Ilha do Sal: Professores da Escola da Palmeira regressam à casa depois de estágio de dez dias em Almada – Portugal

Espargos, 05 Abr (Inforpress) – Os professores da Escola da Palmeira, no Sal, já se encontram de regresso à casa, depois de terem cumprido com sucesso um intercâmbio de 10 dias para estágio em conhecimento do sistema educativo na Escola de Alfazina em Almada, Portugal.

A delegação composta por doze professores do pólo educativo da Palmeira, manifestou satisfação por ter participado neste primeiro intercâmbio com docentes da Escola Básica Miradouro de Alfazina, visando o êxito escolar de alunos cabo-verdianos em terras lusas.

Estregilda Oliveira, gestora do pólo educativo Zeca Ramos, na Palmeira, que liderou a comitiva, disse em declarações à Inforpress, que valeu a pena terem realizado esta viajem, já que permitiu competências, enriquecimento de conhecimentos e entendimento mais sólido da realidade socioeconómica dos descendentes de origem cabo-verdiana naquele país europeu.

“Foi uma experiência excelente, que nos permitiu trazer algo novo e interessante para vir aplicar nas nossas escolas. Há muitos problemas em comuns, nomeadamente alunos também com dificuldades de aprendizagem, só que lá têm vantagem porque conseguem trabalhar esses alunos de forma diferenciada, têm recursos humanos e espaços apropriados (…), o que nós não temos”, observou.

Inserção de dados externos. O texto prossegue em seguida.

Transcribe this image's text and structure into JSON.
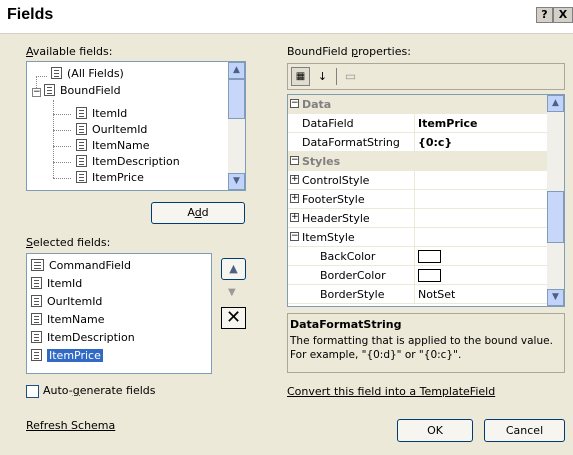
{
  "window": {
    "title": "Fields",
    "help_glyph": "?",
    "close_glyph": "X"
  },
  "available": {
    "label_accel": "A",
    "label_rest": "vailable fields:",
    "items": [
      "(All Fields)",
      "BoundField",
      "ItemId",
      "OurItemId",
      "ItemName",
      "ItemDescription",
      "ItemPrice"
    ],
    "add_pre": "A",
    "add_accel": "d",
    "add_post": "d"
  },
  "selected": {
    "label_accel": "S",
    "label_rest": "elected fields:",
    "items": [
      "CommandField",
      "ItemId",
      "OurItemId",
      "ItemName",
      "ItemDescription",
      "ItemPrice"
    ]
  },
  "autogen": {
    "pre": "Auto-",
    "accel": "g",
    "post": "enerate fields",
    "checked": false
  },
  "refresh_schema": "Refresh Schema",
  "properties": {
    "label_pre": "BoundField ",
    "label_accel": "p",
    "label_post": "roperties:",
    "rows": {
      "cat_data": "Data",
      "datafield_name": "DataField",
      "datafield_value": "ItemPrice",
      "dfs_name": "DataFormatString",
      "dfs_value": "{0:c}",
      "cat_styles": "Styles",
      "controlstyle": "ControlStyle",
      "footerstyle": "FooterStyle",
      "headerstyle": "HeaderStyle",
      "itemstyle": "ItemStyle",
      "backcolor": "BackColor",
      "bordercolor": "BorderColor",
      "borderstyle_name": "BorderStyle",
      "borderstyle_value": "NotSet"
    }
  },
  "description": {
    "title": "DataFormatString",
    "text": "The formatting that is applied to the bound value. For example, \"{0:d}\" or \"{0:c}\"."
  },
  "convert_link": "Convert this field into a TemplateField",
  "buttons": {
    "ok": "OK",
    "cancel": "Cancel"
  },
  "colors": {
    "selection": "#316ac5",
    "border": "#7f9db9",
    "dialog_bg": "#ece9d8"
  }
}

A responsável aponta que o denominado projecto “Turma mais” – onde se cria mais uma turma para os atendimentos especiais de aprendizagem -, é um exemplo que trouxeram na bagagem com vista a tentar implementá-lo também nas escolas do Sal.

“Embora que difícil, vamos tentar criar condições para, na prática, trabalhar com ‘Turma mais’, com o projecto escrita criativa, que estimula os alunos à escrita e leitura. Mas têm vários outros projectos interessantes que vamos partilhar não só com os restantes professores da Palmeira, mas também com outras escolas da ilha e quiçá do país, por forma a melhorarmos o nosso ensino”, almejou.

Estregilda Oliveira conta, para finalizar, que o momento mais marcante deste intercâmbio com os professores de Almada, para além da troca de experiência, o convívio… foi a saudade na hora de despedida.

“Foi um bom tempo. Gostamos imensamente. Professores todos eles simpáticos. Pessoas que nunca tínhamos visto antes, mas em poucos dias ficou a saudade expressada por lágrimas. Não é só Cabo Verde que tem morabeza, eles também têm. Sentimos como se estivéssemos em casa”, concluiu, realçando, por outro lado, que a comunidade cabo-verdiana em Almada, é muito unida.

Este intercâmbio promovido pelo Gabinete de Apoio à Inclusão Social de Cabo-verdianos acontece no âmbito da geminação entre a Câmara Municipal do Sal e a de Almada.

A segunda edição ficou já combinada, devendo ser realizada desta feita em Cabo Verde, numa data ainda a indicar.